UPDATED 20:40 EDT / NOVEMBER 26 2017

INFRA

Email addresses and passwords stolen in hack of image-sharing site Imgur

Popular image-sharing site Imgur Inc. has disclosed that it was hacked back in 2014, with the details of 1.7 million users stolen.

The hack was first detected by Troy Hunt of data breach notification service Have I Been Pwned, who had the stolen data sent to him last week. Hunt subsequently informed Imgur on Thursday that he was in possession of the data, prompting the company to launch an investigation into a hack that until that point it was completely unaware of.

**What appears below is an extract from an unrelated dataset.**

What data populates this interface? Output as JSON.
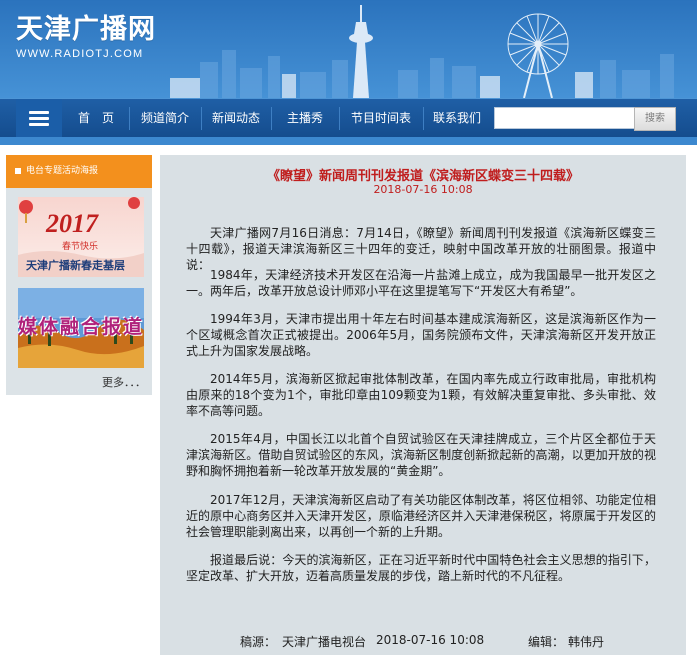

“On November 23, Imgur was notified of a potential security breach that occurred in 2014 that affected the email addresses and passwords of 1.7 million user accounts,” Imgur Chief Operating Officer Roy Sehgal said in a blog post. “While we are still actively investigating the intrusion, we wanted to inform you as quickly as possible as to what we know and what we are doing in response.”

The passwords stolen in the hack were encrypted, but they used SHA-256, an older encryption standard that can easily be compromised using a brute-force attack. That means that for all intents and purposes, the passwords may well have been in plain text.

Hunt reacted positively to Imgur’s decision to go public quickly after being informed. “I disclosed this incident to Imgur late in the day in the midst of the US Thanksgiving holiday,” he told ZDNet. “That they could pick this up immediately, protect impacted accounts, notify individuals and prepare public statements in less than 24 hours is absolutely exemplary.”

Imgur is not the first image hosting site to be hacked and it probably won’t be the last. Others that have been targeted previously include competitor Photobucket.com Inc., which was hacked in 2015, and Flickr, whose accounts were compromised as part of the broader Yahoo hacks in 2014.